但周围的空气好像流淌的十分缓慢,明明只是一息的时间,却似乎被拉的无限长,楚栖不知道自己为什么会有这样的感觉,但他迫不及待地希望可以拥抱师父。
    他不知道自己等了多久,身体忽然被轻轻地拥紧了。
    他乖巧地将额头与对方抵着,与此同时,缓慢的时间忽然重新流动了起来,楚栖陡然张开双臂,用力环住了神君的脖子。
    他用力把脸埋在对方的肩头,小狗一样地来嗅着他皮肤里的香味,因为不确定他是不是真的,还张开嘴,重重地咬了一口。

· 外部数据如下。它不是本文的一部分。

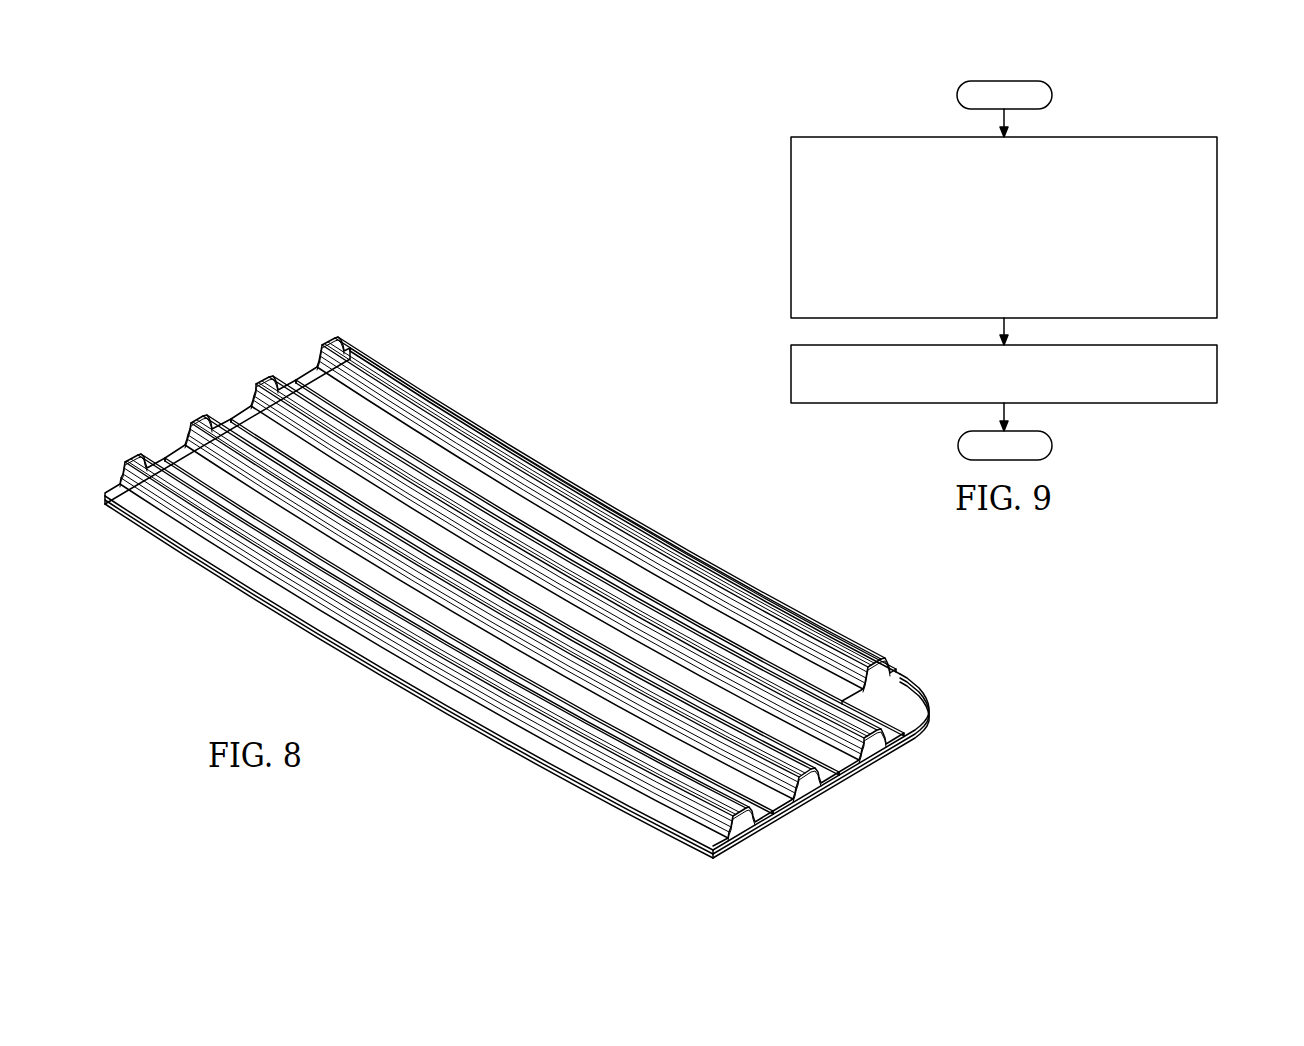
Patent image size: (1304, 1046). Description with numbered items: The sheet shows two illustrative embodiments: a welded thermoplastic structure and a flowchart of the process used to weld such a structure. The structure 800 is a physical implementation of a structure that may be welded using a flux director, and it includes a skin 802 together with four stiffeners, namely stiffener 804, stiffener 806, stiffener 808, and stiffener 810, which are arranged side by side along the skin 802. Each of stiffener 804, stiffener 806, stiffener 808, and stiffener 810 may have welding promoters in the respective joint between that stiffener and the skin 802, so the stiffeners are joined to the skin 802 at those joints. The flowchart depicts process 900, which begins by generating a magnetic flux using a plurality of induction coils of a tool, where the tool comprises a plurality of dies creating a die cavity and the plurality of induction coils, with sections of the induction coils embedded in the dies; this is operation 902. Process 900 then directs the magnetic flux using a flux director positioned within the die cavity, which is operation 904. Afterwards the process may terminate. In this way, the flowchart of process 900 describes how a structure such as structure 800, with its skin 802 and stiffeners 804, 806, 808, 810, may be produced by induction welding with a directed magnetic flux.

In FIG. 8, the structure 800 is at (955, 676).
In FIG. 8, the skin 802 is at (400, 681).
In FIG. 8, the stiffener 804 is at (124, 463).
In FIG. 8, the stiffener 806 is at (189, 425).
In FIG. 8, the stiffener 808 is at (254, 387).
In FIG. 8, the stiffener 810 is at (321, 346).
In FIG. 9, the process 900 is at (1146, 117).
In FIG. 9, the operation 902 is at (1218, 222).
In FIG. 9, the operation 904 is at (1218, 378).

    神君以为他是在责怪自己将他丢下,便安抚地来摸他的头,刚要解释,就听他问:“疼么?”
    “嗯。”
    楚栖彻底放下了心,合上眸子,大脑放空,软软道:“太好了。”
    他说:“我们又见面了。”
    没想到毁掉心晶居然可以见到师父。
    楚栖心中涌出浓浓的满足感,他与神君安静相拥,忽然又想到了什么,一下子将他推开,警惕地去看四周。
    神君按住他的肩膀,道:“找什么?”
    楚栖看到一个飘落下来的树叶,一直在空中,以肉眼几乎感觉不到的速度在下坠着。
    他张大了眼睛,又去看天空几乎完全静止的白云,“这就是死后的世界么?明澹死了之后,也会来这里么?”
    “……小七,你没有死,从现在开始,你与我命运相连。”他想起了楚栖之前说过的话,道:“一荣俱荣,一损俱损。”
    这是他所想到的唯一拯救楚栖的办法,楚栖疯起来的时候不管不顾,毁掉了心晶,他试了很多次,都无法将破碎的心晶与楚栖交融。
    心晶曾经长在他的心尖上,如今保住心晶最好的方法,就是重新把它放回心尖,沉入心境之中,以自身心血育其养其。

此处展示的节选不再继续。